***
1.
Лили Поттер учится на шестом курсе. У нее небрежно завязанный зелено-серебристый галстук и белая рубашка с закатанными рукавами. У нее длинные рыжие волосы и глаза цвета бренди. Лили чертова Поттер.
У Лили Поттер два старших брата, одна лучшая подруга и целая толпа обожателей. У нее коротко стриженые ногти, рваные джинсы и разноцветные кеды. Лили Поттер не носит мантий, разве что очень холодно. Лили Поттер лучшая на курсе. Чертова Лили Поттер!
Она язвит и ухмыляется, смеется звонко на весь коридор и не обращает внимания на комплименты. Она слушает внимательно, отвечает резко и не всегда цензурно. Она бесстыдно курит прямо в коридорах древнего замка. Она увлеченно рассказывает своей Рози о квиддиче, даже не замечая, что та ее попросту не слышит. Лили Поттер ловец слизеринской команды. Лили Поттер. Черт!

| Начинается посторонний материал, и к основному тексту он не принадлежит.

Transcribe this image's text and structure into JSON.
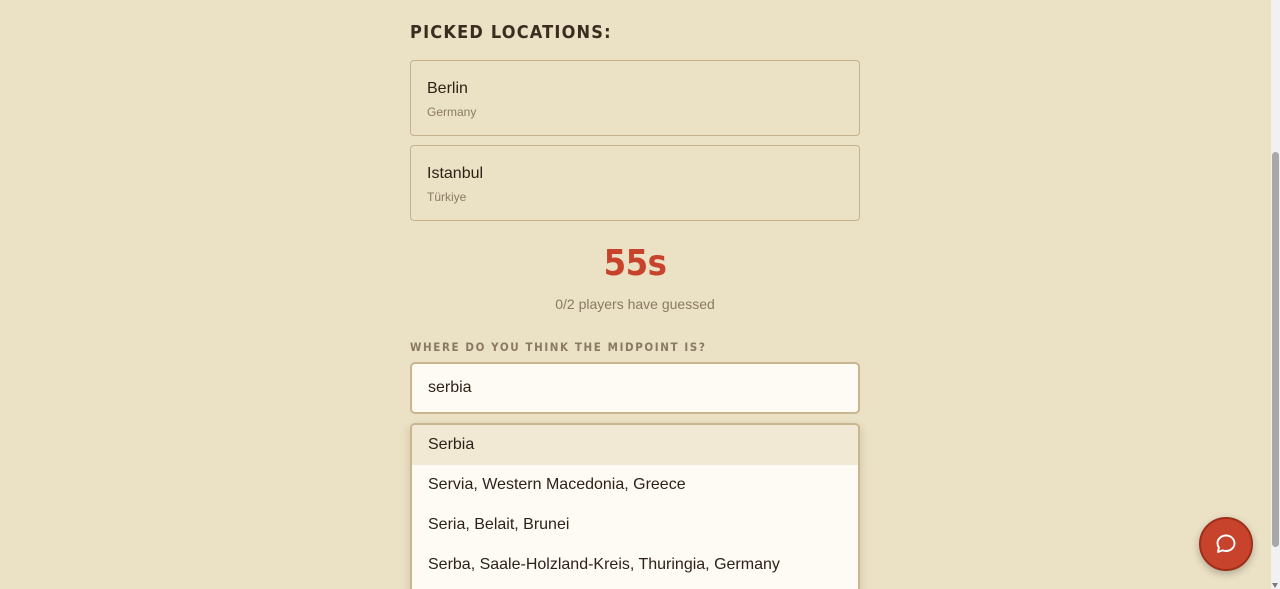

Лили Поттер притягательна, как и все недосягаемое. И я бы, может быть, и думать бы не думал о чертовке, если бы не ее руки.
А руки у Лили красивые, изящные, пальцы длинные и тонкие, а ладони горячие. Подушечки пальцев твердые, а ногти стрижены (я говорил уже, да?). Руки у Лили чудесные. Руки у Лили волшебные. Лили играет на гитаре.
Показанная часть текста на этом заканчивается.